The boys struck Morgen as feral, uneducated and already delinquent. Soon there would be a generation of soldiers the army could make nothing of.
Frau Zwicker’s intemperate moment was attributed to a spasm of blind rage brought about by accumulative frustration, for which Schlegel was to blame, having not delivered the yellow suit as promised, which had led to her being accused of theft by the client. Morgen looked at Schlegel owlishly and asked if any of that made sense. He was merely reporting what he had been told. Schlegel said he would make the necessary recompense. He was too ashamed to say where the suit was now.
Morgen asked if he wished to press charges against Frau Zwicker. Schlegel said it wasn’t necessary.
‘Perhaps you would like to tell her she is free to go.’
It turned out Morgen also had her locked up downstairs.
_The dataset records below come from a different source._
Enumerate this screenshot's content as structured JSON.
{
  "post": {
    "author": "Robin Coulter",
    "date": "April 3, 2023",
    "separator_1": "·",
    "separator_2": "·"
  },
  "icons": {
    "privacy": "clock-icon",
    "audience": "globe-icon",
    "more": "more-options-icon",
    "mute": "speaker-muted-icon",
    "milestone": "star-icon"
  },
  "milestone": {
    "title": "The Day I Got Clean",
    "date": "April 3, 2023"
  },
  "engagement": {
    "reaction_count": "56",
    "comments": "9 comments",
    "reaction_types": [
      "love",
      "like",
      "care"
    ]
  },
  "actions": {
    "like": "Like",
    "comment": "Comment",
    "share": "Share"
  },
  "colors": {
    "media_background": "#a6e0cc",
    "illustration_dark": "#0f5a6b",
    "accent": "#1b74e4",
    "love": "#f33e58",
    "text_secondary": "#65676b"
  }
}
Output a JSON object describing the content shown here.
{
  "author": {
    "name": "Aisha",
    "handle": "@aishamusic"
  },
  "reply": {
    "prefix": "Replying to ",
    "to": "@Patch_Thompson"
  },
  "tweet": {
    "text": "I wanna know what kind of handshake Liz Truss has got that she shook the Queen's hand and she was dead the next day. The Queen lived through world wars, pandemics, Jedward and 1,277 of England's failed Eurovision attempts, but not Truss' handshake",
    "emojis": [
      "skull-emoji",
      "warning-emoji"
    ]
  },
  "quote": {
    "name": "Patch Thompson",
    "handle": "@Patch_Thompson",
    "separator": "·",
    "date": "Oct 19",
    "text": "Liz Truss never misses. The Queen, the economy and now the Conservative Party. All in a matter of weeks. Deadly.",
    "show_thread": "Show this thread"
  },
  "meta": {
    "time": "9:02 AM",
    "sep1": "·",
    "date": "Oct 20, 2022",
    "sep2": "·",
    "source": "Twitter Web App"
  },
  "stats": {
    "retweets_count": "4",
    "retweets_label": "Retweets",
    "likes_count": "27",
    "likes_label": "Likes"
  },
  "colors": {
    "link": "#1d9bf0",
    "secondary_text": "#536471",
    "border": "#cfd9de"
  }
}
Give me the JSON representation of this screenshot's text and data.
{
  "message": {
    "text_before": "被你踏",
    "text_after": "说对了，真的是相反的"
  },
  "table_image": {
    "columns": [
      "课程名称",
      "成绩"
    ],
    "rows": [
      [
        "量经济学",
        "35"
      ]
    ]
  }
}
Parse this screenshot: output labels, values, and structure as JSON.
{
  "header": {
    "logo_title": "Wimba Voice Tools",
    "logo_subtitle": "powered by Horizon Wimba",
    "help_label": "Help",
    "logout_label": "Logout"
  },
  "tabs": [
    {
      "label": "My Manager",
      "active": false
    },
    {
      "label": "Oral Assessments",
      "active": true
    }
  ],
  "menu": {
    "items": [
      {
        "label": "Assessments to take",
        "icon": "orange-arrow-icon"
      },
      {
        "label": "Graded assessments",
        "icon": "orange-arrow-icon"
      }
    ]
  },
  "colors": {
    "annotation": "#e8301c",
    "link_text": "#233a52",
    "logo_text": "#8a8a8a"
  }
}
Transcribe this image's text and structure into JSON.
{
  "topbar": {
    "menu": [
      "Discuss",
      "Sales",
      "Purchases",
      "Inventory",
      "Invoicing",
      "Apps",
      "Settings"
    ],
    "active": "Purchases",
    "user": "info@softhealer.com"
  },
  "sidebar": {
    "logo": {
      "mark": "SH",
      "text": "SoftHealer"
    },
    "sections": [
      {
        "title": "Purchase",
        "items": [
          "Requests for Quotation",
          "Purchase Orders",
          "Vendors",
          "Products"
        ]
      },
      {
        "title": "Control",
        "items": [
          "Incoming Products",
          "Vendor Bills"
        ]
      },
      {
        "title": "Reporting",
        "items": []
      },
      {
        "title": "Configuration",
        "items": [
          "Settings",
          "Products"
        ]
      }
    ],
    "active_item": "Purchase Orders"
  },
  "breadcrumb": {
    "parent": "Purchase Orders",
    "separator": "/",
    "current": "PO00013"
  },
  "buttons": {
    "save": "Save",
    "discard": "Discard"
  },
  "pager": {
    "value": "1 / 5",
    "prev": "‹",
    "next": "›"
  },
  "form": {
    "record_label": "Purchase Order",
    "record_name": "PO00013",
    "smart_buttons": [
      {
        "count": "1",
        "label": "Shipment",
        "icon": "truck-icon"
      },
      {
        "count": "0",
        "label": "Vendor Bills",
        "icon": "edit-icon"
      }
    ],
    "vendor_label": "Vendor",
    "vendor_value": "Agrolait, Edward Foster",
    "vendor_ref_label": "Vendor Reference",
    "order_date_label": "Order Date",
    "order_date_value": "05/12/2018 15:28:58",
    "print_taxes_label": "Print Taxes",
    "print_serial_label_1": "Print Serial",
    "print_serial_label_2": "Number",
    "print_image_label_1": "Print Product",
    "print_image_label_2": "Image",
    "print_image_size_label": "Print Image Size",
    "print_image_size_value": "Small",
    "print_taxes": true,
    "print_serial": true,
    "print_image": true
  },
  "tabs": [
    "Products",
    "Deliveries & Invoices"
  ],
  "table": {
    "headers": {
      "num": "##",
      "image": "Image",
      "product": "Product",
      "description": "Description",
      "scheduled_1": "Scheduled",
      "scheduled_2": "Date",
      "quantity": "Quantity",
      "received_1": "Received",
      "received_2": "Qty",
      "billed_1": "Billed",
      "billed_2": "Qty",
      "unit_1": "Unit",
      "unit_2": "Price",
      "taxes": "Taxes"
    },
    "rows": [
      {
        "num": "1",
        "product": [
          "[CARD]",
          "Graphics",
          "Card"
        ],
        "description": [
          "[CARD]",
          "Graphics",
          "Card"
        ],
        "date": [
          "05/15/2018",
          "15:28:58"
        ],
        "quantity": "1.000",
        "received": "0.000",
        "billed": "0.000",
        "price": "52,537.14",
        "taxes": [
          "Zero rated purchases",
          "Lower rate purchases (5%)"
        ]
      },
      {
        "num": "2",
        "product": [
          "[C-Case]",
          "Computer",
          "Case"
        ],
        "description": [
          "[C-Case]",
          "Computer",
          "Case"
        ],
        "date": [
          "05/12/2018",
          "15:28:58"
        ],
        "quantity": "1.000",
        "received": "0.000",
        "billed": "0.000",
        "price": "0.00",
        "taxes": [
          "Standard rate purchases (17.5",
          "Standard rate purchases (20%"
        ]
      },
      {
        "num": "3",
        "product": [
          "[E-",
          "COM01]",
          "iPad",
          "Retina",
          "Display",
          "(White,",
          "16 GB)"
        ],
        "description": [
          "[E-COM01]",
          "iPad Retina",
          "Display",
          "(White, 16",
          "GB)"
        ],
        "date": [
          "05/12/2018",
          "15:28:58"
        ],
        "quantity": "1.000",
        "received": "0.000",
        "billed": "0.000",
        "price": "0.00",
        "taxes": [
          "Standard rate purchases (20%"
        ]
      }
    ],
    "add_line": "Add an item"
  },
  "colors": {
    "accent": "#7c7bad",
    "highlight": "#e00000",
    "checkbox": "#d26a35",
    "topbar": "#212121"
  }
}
They went down together. Frau Zwicker scuttled off.
Morgen dealt with Haager next.
‘So, friend from the slaughterhouse,’ Morgen said, ‘I am not asking you to talk, only to listen.’
Haager looked puzzled.
Like a man telling a story to a child, Morgen began with how he had been out of town and just come back. Schlegel sensed the account was as much for his benefit.
‘Only for a matter of days. Everything was going according to plan until my star witness mysteriously died. It was a corruption case with a lot at stake.’
Haager asked what did any of this have to do with him.
Morgen ignored him and went on. He suspected an SS doctor of poisoning his man to stop him testifying but he had no evidence.
‘Each of us has his breaking point,’ he said, looking at Haager.
He invited the doctor to dine at the officers’ mess. Protocol made it impossible for him to refuse as it was a point of honour to accept an invitation by a fellow officer of equal rank or higher.
‘I ordered a private dining room and the doctor turned up and went white at the sight of the dead witness on the dining table, opened up for autopsy. The contents of the man’s stomach had been transferred to a tureen. There were also three Russian prisoners in the room. And an armed guard. It was all very formal, silver service and so on.’